Dal 2014 al 2018 rapine negli Uffici Postali ridotte del 33%, in tutta la regione installate oltre 800 telecamere di videosorveglianza

Poste Italiane

Poste Italiane è da sempre attenta alla sicurezza di clienti e dipendenti che quotidianamente frequentano gli Uffici Postali. Anche grazie allo sforzo costante e all’impegno quotidiano dell’Azienda in questo campo, negli ultimi anni in Italia si è registrata una considerevole diminuzione del numero di rapine all’interno degli Uffici Postali.

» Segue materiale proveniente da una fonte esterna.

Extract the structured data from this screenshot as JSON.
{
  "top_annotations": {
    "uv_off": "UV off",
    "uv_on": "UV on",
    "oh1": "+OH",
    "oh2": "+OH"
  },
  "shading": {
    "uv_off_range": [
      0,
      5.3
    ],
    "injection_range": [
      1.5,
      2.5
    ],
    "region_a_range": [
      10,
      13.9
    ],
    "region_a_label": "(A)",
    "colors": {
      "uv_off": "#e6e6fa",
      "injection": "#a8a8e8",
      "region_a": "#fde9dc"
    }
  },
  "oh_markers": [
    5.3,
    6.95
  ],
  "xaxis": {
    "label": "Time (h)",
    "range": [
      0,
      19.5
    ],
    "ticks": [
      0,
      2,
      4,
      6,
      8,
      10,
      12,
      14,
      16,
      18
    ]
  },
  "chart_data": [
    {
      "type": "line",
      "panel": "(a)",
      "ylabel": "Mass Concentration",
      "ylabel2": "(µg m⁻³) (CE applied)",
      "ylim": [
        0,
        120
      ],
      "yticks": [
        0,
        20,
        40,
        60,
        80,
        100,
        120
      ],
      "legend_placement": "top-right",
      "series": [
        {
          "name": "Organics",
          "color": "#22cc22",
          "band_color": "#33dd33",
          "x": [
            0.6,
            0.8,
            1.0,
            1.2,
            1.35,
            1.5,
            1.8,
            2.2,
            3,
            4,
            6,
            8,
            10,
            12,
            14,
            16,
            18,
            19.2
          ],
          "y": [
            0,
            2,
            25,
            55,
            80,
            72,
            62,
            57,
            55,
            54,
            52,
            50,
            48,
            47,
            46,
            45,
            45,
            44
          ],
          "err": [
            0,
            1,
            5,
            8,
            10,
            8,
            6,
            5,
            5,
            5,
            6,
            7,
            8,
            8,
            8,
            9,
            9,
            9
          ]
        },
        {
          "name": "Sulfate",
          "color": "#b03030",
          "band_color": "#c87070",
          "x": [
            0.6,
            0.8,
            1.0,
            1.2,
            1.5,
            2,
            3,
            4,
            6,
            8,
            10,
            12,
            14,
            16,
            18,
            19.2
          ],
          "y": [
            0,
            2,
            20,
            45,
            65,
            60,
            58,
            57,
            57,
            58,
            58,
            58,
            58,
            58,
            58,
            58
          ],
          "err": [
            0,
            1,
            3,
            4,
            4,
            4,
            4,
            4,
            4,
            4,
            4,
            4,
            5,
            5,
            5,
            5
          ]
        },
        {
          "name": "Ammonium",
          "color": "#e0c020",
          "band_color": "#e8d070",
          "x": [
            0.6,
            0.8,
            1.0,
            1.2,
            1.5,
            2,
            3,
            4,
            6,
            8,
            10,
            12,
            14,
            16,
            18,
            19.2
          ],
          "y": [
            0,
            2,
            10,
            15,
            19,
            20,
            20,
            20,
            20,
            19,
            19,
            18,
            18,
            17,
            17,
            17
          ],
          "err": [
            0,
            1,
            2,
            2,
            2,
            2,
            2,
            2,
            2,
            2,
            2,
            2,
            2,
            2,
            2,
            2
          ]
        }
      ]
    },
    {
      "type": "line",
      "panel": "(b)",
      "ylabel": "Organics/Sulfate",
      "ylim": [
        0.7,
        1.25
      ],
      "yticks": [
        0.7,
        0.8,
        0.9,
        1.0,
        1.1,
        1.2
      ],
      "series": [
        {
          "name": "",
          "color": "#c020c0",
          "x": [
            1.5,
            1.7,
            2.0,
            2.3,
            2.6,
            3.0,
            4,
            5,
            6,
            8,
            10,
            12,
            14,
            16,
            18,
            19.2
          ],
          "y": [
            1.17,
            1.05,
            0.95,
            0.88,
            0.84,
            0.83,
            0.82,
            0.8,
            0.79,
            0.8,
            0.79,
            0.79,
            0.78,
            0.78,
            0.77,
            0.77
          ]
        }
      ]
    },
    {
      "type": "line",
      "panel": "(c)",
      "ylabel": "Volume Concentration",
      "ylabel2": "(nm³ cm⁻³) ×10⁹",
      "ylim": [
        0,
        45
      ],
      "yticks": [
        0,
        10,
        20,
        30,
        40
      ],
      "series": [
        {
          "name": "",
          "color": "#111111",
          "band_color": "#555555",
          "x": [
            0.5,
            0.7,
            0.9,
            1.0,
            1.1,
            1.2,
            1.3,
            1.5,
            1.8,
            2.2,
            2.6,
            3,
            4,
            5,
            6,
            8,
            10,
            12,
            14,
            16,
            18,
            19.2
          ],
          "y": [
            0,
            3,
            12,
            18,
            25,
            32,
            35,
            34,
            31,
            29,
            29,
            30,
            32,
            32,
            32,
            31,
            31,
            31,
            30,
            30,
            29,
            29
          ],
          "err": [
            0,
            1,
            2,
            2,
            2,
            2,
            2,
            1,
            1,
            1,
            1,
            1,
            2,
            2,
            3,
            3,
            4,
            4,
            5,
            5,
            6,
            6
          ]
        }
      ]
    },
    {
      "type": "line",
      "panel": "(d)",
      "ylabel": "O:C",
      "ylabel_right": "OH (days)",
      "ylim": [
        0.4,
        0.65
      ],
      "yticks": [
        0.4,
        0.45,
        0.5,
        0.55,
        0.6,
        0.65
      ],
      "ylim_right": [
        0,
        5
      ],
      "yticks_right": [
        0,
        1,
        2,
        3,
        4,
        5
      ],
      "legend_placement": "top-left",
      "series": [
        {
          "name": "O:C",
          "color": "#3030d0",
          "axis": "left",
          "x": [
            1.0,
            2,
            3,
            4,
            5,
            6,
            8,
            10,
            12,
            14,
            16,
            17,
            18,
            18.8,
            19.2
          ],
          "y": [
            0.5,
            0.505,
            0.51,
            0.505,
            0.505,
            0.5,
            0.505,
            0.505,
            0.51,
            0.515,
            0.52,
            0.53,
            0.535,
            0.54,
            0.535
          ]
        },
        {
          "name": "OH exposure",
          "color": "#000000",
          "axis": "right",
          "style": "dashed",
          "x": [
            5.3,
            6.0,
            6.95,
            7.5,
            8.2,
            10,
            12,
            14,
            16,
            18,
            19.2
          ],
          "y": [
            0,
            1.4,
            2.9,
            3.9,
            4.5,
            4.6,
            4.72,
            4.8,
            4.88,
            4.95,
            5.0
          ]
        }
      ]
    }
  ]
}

Secondo il recente Rapporto dell’Osservatorio Intersettoriale di Ossif, infatti, dal 2014 al 2018 questo tipo di evento criminoso si è ridotto di oltre il 33%. Basti pensare che, soltanto nella provincia di Catania, sono state sventate il 50% delle rapine ai danni degli Uffici Postali.

Dei 228 Uffici Postali presenti a Catania e provincia, ad esempio, oltre 130 sono dotati di caveau blindato con speciali casseforti con apertura temporizzata e sono attivi oltre 450 sportelli dotati di RollerCash, particolari casseforti collegate alle postazioni operative i cui cassetti possono essere aperti esclusivamente alla conclusione di un’operazione. L’effetto deterrente generato da tali accorgimenti, ha contribuito notevolmente alla riduzione del numero di eventi criminosi degli ultimi anni.

Poste Italiane, inoltre, ha previsto per gli Uffici Postali di Catania e provincia, la presenza di una viglilanza armata durante tutto l’orario di apertura al pubblico: nel corso del 2019, ad esempio, sono state quasi 45mila le ore in cui è stata garantita la presenza di una guardia giurata e sono state effettuate oltre 200 ronde ispettive.

L’Azienda pone grande attenzione anche alla sicurezza dei 119 ATM Postamat presenti nel territorio. Tutti i dispositivi di nuova generazione sono infatti dotati di macchiatore di banconote, che rende inutilizzabile il denaro sottratto in caso di atto vandalico e di sistema elettronico “antiskimming”, per impedire la clonazione delle carte di credito.

Inoltre in tutta la città di Catania e provincia sono presenti quasi 160 impianti a circuito chiuso (TVCC) composti da  oltre 800 telecamere di videosorveglianza che, oltre a monitorare possibili intrusioni notturne nei locali aziendali e contribuire al riconoscimento di eventuali rapinatori, consentono attraverso un sofisticato software di videosorveglianza intelligente, di riconoscere automaticamente comportamenti sospetti e potenziali attacchi agli ATM, facendo partire in tempo reale la richiesta di intervento alle Forze dell’Ordine.

Questa infrastruttura di sicurezza ha consentito, nel corso del 2019, di sventare il 66% dei tentativi di furto con esplosivo agli ATM Postamat avvenuti sul territorio.

Si pensi, ad esempio, al tentativo di assalto con escavatore al Postamat della sede di Ficarazzi, dove i malviventi sono stati intercettati nella notte di venerdì scorso da una pattuglia dei Carabinieri di Acireale. I malviventi si sono dati alla fuga, abbandonando il mezzo con cui trasportavano l’escavatore.

Risulta quindi fondamentale per ogni politica di contrasto alla criminalità una continua innovazione tecnologica e la stretta collaborazione con le Forze dell’Ordine al fine di prevenire gli eventi e, nel caso, di contribuire all’individuazione dei responsabili.